In 4.11 is al overwogen dat appellante het bestaan van de gezamenlijke huishouding vanaf 1 september 2016 niet bij de Svb heeft gemeld. Dit betekent dat niet is voldaan aan de in het beleid van de Svb gestelde voorwaarde dat appellante al haar verplichtingen is nagekomen. Verder kan niet worden gezegd dat het appellante redelijkerwijs niet duidelijk kon zijn dat het aangaan van een gezamenlijke huishouding met een andere persoon van invloed kon zijn op de hoogte van de nabestaandenuitkering. In het besluit van 5 februari 2016, waarbij appellante de nabestaandenuitkering is toegekend, is namelijk vermeld dat een wijziging in haar persoonlijke omstandigheden, waaronder de omstandigheid van samenwoning, schriftelijk binnen vier weken aan de Svb dient te worden gemeld.
4.15.3.
Met de enkele stelling dat de intrekking onaanvaardbare en schrijnende financiële gevolgen voor appellante heeft, omdat zij volledig afhankelijk is van haar Anw-uitkering, heeft appellante niet aannemelijk gemaakt dat zich dringende redenen voordoen als bedoeld in artikel 34, tweede lid, van de Anw.
4.16.
Uit 4.1 tot en met 4.15.3 volgt dat het hoger beroep niet slaagt en dat de aangevallen uitspraak dient te worden bevestigd.
5. Voor een veroordeling in de proceskosten bestaat geen aanleiding.

BESLISSING

De Centrale Raad van Beroep bevestigt de aangevallen uitspraak.
Deze uitspraak is gedaan door W.F. Claessens als voorzitter en A.J. Schaap en K.H. Sanders als leden, in tegenwoordigheid van Y.S.S. Fatni als griffier.
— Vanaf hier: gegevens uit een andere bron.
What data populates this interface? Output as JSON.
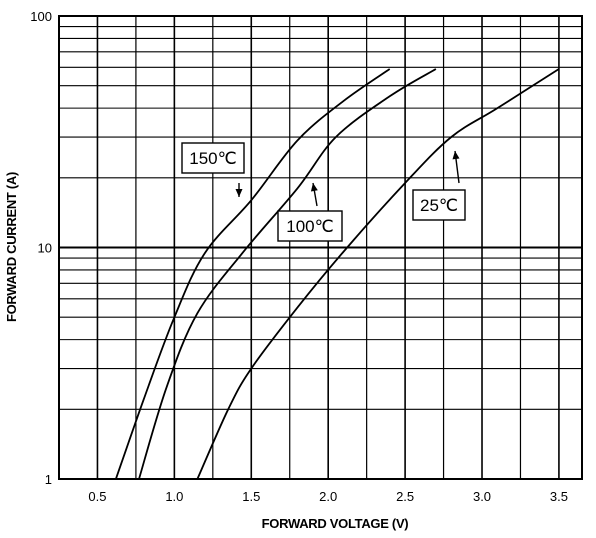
{
  "chart_data": {
    "type": "line",
    "xlabel": "FORWARD VOLTAGE (V)",
    "ylabel": "FORWARD CURRENT (A)",
    "xlim": [
      0.25,
      3.65
    ],
    "ylim": [
      1,
      100
    ],
    "yscale": "log",
    "grid": true,
    "x_ticks": [
      "0.5",
      "1.0",
      "1.5",
      "2.0",
      "2.5",
      "3.0",
      "3.5"
    ],
    "y_ticks": [
      "1",
      "10",
      "100"
    ],
    "series": [
      {
        "name": "150℃",
        "points": [
          [
            0.62,
            1
          ],
          [
            0.8,
            2.2
          ],
          [
            1.0,
            5.0
          ],
          [
            1.2,
            9.5
          ],
          [
            1.5,
            16
          ],
          [
            1.8,
            29
          ],
          [
            2.1,
            43
          ],
          [
            2.4,
            59
          ]
        ]
      },
      {
        "name": "100℃",
        "points": [
          [
            0.77,
            1
          ],
          [
            0.95,
            2.5
          ],
          [
            1.15,
            5.2
          ],
          [
            1.45,
            9.6
          ],
          [
            1.8,
            18
          ],
          [
            2.05,
            30
          ],
          [
            2.4,
            45
          ],
          [
            2.7,
            59
          ]
        ]
      },
      {
        "name": "25℃",
        "points": [
          [
            1.15,
            1
          ],
          [
            1.35,
            2
          ],
          [
            1.5,
            3
          ],
          [
            1.8,
            5.5
          ],
          [
            2.1,
            9.6
          ],
          [
            2.5,
            19
          ],
          [
            2.8,
            30
          ],
          [
            3.1,
            40
          ],
          [
            3.5,
            59
          ]
        ]
      }
    ],
    "annotations": [
      {
        "text": "150℃",
        "series": 0
      },
      {
        "text": "100℃",
        "series": 1
      },
      {
        "text": "25℃",
        "series": 2
      }
    ]
  }
}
De beslissing is uitgesproken in het openbaar op 22 juni 2021.
(getekend) W.F. Claessens
(getekend) Y.S.S. Fatni
Tegen deze uitspraak kunnen partijen binnen zes weken na de datum van verzending beroep in cassatie instellen bij de Hoge Raad der Nederlanden (Postbus 20303, 2500 EH Den Haag) ter zake van schending of verkeerde toepassing van bepalingen over het begrip gezamenlijke huishouding.